True if GlobalState should be injected, False otherwise.

bridge.training.utils.train_utils.maybe_inject_state(
forward_step_func: megatron.bridge.training.forward_step_func_types.ForwardStepCallable,
state: megatron.bridge.training.state.GlobalState,
needs_injection: Optional[bool] = None,
) megatron.bridge.training.forward_step_func_types.ForwardStepCallable#

Optionally inject GlobalState into forward_step functions that expect it.

Determines whether to inject state by inspecting function signature:

  1. First checks for GlobalState type annotation in any parameter

  2. Falls back to checking if first parameter is named ‘state’

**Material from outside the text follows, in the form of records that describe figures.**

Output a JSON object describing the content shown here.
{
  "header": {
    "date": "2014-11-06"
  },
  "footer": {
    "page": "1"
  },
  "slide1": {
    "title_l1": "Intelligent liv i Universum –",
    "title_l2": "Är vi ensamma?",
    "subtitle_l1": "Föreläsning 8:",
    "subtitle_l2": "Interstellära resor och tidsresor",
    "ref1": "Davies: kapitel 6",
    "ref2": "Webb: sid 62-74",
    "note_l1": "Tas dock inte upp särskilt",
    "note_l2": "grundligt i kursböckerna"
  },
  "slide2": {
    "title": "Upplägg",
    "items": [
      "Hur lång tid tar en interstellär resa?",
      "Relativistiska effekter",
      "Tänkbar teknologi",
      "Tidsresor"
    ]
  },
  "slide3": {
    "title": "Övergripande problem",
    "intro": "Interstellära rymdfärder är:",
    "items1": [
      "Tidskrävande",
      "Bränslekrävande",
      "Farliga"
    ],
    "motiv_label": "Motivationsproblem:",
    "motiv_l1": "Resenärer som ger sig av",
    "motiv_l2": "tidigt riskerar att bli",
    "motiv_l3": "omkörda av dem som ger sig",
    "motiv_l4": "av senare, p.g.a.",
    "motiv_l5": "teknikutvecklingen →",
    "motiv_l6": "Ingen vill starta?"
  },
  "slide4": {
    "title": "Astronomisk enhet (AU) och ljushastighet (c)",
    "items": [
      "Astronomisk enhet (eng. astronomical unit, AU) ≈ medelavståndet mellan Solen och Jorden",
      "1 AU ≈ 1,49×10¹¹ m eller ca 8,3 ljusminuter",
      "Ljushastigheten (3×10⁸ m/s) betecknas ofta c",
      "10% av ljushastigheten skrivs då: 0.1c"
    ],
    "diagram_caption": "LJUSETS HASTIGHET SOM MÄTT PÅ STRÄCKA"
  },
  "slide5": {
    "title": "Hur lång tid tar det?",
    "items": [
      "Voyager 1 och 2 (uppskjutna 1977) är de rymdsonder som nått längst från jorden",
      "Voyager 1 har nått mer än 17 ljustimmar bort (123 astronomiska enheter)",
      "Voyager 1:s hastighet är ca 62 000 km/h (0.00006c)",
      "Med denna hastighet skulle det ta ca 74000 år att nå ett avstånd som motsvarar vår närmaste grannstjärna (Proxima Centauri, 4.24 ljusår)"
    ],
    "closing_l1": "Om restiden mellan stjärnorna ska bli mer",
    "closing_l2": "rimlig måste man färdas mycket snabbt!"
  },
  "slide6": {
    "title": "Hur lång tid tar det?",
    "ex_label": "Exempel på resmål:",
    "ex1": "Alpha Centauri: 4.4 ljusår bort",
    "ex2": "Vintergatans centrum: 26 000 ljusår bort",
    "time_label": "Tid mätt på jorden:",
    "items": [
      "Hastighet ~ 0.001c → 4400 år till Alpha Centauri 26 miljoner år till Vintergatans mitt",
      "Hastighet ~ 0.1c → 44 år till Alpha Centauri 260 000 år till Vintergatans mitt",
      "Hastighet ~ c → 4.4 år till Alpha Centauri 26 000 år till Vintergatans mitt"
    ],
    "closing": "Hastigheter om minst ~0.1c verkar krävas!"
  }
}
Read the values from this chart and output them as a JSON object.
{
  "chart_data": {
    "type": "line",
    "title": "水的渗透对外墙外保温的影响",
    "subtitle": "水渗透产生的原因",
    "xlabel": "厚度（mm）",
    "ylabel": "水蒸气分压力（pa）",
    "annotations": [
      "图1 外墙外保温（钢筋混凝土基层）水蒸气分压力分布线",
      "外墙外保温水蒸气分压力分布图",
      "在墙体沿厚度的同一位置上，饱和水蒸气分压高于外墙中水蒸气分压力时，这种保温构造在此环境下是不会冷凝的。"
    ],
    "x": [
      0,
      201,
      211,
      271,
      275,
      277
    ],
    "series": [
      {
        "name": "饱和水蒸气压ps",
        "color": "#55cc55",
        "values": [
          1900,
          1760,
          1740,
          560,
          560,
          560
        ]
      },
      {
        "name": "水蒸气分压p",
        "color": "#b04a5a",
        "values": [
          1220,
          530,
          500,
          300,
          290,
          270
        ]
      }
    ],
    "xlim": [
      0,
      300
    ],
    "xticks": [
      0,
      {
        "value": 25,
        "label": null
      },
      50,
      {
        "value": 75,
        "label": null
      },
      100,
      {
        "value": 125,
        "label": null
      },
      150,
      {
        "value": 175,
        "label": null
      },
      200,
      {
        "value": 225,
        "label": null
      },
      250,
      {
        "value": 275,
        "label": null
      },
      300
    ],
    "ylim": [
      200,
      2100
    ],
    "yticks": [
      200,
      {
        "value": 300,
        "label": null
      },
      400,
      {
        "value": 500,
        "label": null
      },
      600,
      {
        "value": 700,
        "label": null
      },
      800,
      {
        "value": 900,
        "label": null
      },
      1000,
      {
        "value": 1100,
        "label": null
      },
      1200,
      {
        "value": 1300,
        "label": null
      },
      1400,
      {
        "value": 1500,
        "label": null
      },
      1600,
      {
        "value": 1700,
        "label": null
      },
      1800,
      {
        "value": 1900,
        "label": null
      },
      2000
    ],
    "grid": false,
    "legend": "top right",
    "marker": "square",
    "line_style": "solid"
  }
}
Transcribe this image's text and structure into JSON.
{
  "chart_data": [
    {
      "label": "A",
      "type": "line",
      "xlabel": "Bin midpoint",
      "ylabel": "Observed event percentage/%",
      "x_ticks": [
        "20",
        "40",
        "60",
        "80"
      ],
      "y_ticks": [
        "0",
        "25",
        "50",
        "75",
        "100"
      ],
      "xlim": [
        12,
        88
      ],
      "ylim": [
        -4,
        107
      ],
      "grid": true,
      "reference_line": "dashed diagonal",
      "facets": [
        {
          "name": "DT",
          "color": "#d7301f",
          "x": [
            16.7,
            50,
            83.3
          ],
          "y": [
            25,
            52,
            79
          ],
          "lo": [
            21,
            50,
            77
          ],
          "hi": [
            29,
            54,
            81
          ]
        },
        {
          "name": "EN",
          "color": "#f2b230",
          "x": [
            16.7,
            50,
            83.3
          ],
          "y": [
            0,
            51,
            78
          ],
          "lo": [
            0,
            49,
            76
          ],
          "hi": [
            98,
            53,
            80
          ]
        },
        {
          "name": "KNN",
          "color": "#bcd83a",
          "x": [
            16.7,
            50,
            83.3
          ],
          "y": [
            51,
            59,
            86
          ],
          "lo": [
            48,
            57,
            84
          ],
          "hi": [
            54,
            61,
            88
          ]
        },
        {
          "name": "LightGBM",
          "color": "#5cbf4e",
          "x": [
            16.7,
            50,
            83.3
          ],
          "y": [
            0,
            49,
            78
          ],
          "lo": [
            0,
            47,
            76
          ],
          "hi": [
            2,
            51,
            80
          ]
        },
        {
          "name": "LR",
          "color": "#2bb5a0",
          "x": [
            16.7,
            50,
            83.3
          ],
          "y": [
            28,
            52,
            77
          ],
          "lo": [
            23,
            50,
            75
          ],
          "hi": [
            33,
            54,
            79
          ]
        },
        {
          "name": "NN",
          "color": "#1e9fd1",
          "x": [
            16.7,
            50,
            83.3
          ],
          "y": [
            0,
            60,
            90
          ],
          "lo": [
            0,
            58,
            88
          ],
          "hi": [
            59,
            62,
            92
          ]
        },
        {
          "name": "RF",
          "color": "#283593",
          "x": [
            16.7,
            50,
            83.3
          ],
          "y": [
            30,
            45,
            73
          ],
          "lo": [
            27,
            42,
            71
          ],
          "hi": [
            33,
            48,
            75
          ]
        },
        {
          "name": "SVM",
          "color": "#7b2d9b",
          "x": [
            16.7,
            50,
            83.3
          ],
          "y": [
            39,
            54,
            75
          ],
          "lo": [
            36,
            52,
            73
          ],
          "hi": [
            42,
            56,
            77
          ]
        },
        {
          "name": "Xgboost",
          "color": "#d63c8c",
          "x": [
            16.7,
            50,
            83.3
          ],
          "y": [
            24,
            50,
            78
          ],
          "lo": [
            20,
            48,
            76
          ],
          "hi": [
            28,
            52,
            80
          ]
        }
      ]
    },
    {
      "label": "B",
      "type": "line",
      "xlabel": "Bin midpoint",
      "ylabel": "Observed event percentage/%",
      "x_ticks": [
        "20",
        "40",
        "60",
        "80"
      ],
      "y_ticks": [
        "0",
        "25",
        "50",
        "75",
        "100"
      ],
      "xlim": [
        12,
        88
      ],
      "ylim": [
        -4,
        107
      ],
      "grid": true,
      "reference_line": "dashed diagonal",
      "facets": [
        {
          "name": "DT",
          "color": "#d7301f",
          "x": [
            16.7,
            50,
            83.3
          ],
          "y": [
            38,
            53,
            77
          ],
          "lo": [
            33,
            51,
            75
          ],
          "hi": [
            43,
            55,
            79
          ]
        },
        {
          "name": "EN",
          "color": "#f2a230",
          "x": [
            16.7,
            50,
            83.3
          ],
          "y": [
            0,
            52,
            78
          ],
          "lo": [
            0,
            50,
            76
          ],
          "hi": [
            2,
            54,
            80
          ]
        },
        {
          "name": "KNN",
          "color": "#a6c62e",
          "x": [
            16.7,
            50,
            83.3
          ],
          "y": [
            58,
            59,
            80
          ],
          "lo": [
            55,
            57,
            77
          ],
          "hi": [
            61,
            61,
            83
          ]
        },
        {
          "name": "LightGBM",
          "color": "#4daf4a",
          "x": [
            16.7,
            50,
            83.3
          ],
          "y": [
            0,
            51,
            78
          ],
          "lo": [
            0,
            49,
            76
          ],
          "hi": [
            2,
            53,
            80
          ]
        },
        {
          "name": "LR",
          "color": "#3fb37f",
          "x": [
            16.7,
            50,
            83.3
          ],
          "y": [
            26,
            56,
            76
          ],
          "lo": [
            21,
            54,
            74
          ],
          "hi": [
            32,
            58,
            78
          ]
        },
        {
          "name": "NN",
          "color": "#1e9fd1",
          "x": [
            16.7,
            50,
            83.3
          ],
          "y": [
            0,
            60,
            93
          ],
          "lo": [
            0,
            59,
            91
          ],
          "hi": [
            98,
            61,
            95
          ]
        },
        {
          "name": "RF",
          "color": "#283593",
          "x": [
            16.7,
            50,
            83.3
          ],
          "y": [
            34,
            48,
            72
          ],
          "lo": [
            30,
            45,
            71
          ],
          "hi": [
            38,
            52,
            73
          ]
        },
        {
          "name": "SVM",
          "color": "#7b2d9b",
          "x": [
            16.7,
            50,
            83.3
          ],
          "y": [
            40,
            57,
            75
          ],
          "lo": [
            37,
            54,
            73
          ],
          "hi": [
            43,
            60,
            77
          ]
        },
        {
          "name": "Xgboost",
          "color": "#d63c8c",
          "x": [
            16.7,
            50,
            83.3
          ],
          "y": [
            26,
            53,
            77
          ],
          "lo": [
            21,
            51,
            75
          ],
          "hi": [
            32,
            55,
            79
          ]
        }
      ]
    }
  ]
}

  3. Otherwise assumes the function doesn’t expect state

Supported signatures:

  • (data_iterator, model) → no injection

  • (data_iterator, model, return_schedule_plan) → no injection

  • (state: GlobalState, data_iterator, model) → inject state

  • (state: GlobalState, data_iterator, model, return_schedule_plan) → inject state

  • (state, data_iterator, model) → inject state (fallback to name-based detection)

Parameters:
  • forward_step_func – The original forward step function.

  • state – The GlobalState object to potentially inject.

  • needs_injection – Whether injection is needed (optional, will be inspected if None). Pass this to avoid repeated signature inspection in training loops.

Returns:

The original function or a partial function with GlobalState injected.